Thursday, June 22, 2006

Hilarious Journal Articles #55: Testosterone and the Home Team Advantage

From "Salivary Testosterone and Cortisol Responses to Athletic Competition: Rule of Game Outcome, Athletic Setting and the Home Advantage:"
In humans, hormonal responses to athletic competition have often been
studied within the context of a single athletic contest and/or a
weekend tournament. Furthermore, the majority of studies have
primarily focused on individual sports. The present study investigated
the relationship between hormonal responses to competition and game
outcome (win/loss) throughout an athletic season among elite hockey
players. Furthermore, the current study examined the concept of the
‘home advantage’ and possible differences in pre-competition hormone
levels and psychological states depending on game location. Game
outcome was a significant moderator of the testosterone response to
competition (F (1, 12) = 9.91, p = .008). Consistent with Mazur’s
(1985) biosocial model of status, winning a status contest led to
significantly higher increases in pre- to post-game testosterone. In
addition, pre-game testosterone levels were significantly higher for
games played in the team’s home venue, which extends the findings of
Neave et al (2003) and suggests a human territoriality phenomenon.

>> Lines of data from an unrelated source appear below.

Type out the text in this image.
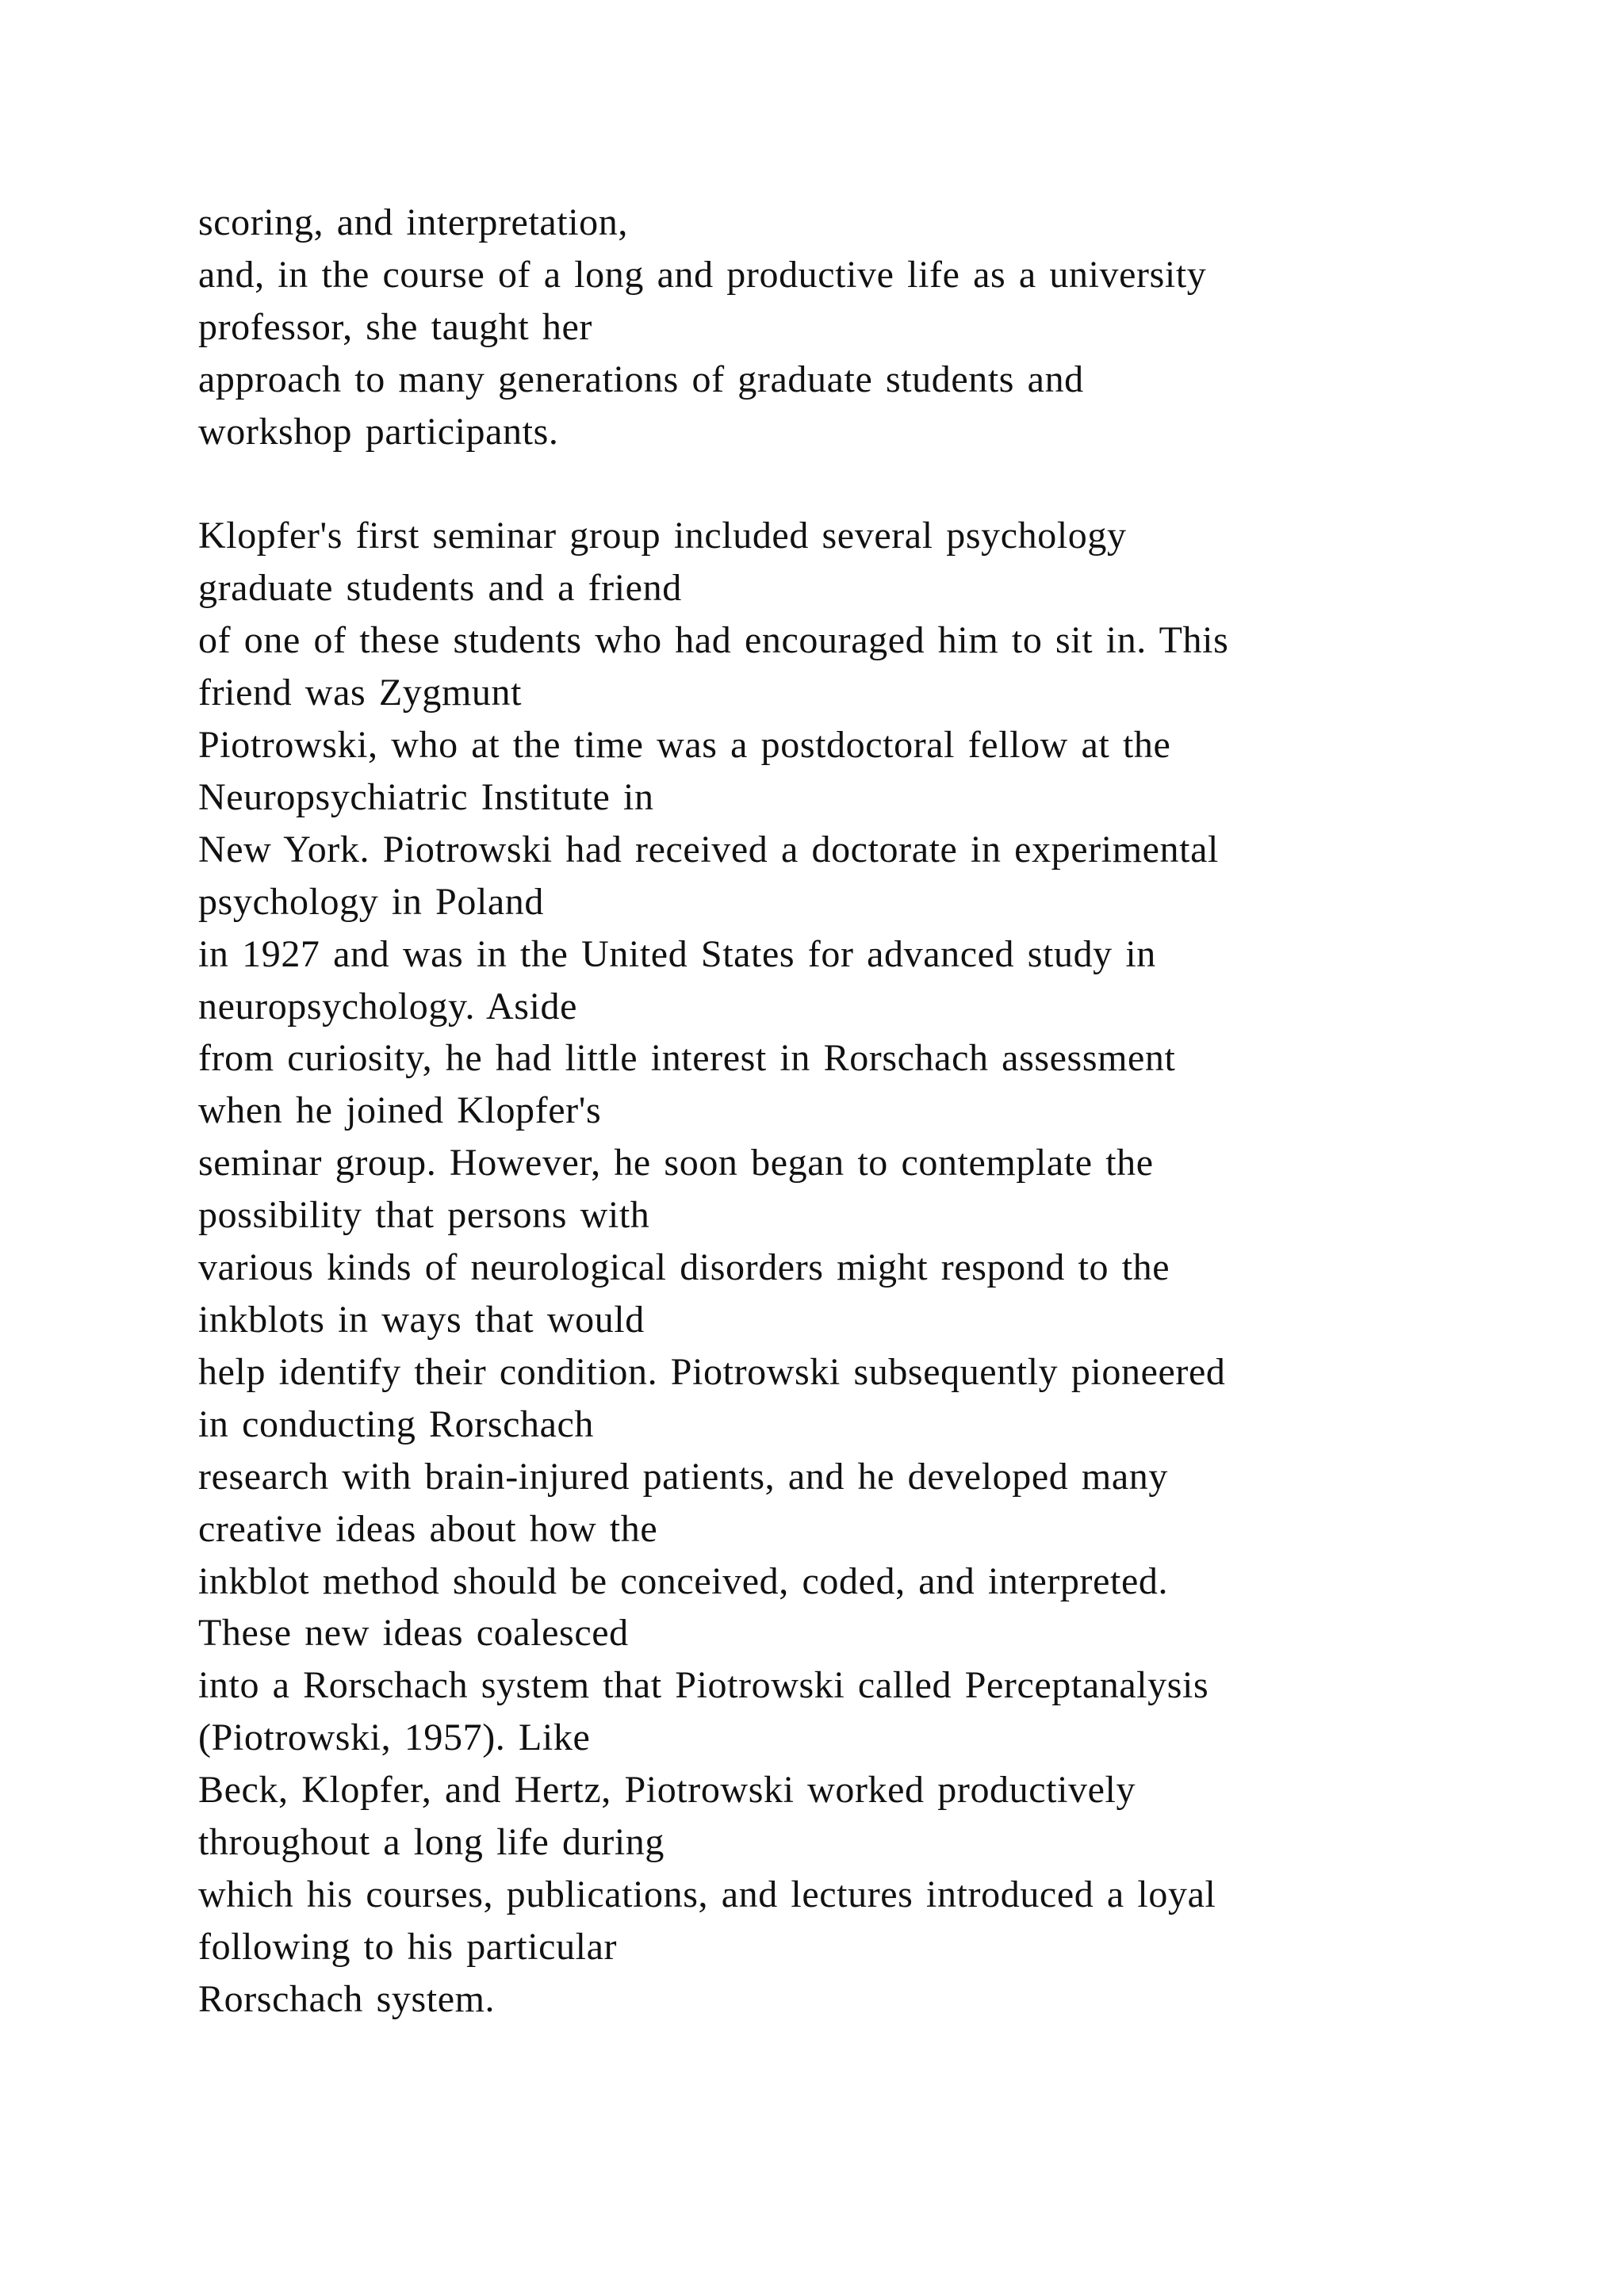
scoring, and interpretation,
and, in the course of a long and productive life as a university
professor, she taught her
approach to many generations of graduate students and
workshop participants.

Klopfer's first seminar group included several psychology
graduate students and a friend
of one of these students who had encouraged him to sit in. This
friend was Zygmunt
Piotrowski, who at the time was a postdoctoral fellow at the
Neuropsychiatric Institute in
New York. Piotrowski had received a doctorate in experimental
psychology in Poland
in 1927 and was in the United States for advanced study in
neuropsychology. Aside
from curiosity, he had little interest in Rorschach assessment
when he joined Klopfer's
seminar group. However, he soon began to contemplate the
possibility that persons with
various kinds of neurological disorders might respond to the
inkblots in ways that would
help identify their condition. Piotrowski subsequently pioneered
in conducting Rorschach
research with brain-injured patients, and he developed many
creative ideas about how the
inkblot method should be conceived, coded, and interpreted.
These new ideas coalesced
into a Rorschach system that Piotrowski called Perceptanalysis
(Piotrowski, 1957). Like
Beck, Klopfer, and Hertz, Piotrowski worked productively
throughout a long life during
which his courses, publications, and lectures introduced a loyal
following to his particular
Rorschach system.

Furthermore, salivary cortisol levels were also higher when the team
performed in their home venue, which may be the result of increased
social pressure associated with competing in front of friends and
family. Pre-game psychological measures also varied depending on game
location. Self-confidence ratings were significantly higher for home
games while somatic and cognitive anxiety ratings were higher for away
games. Therefore, in contrast to previous reports examining the
hormonal response to competition with team sports (Gonzalez-Bono et al,
1999), testosterone changes were directly related to the outcome of the
game. It may be that measuring a team’s hormonal responses to
competition throughout the athletic season may be a better indicator of
the testosterone/social status relationship.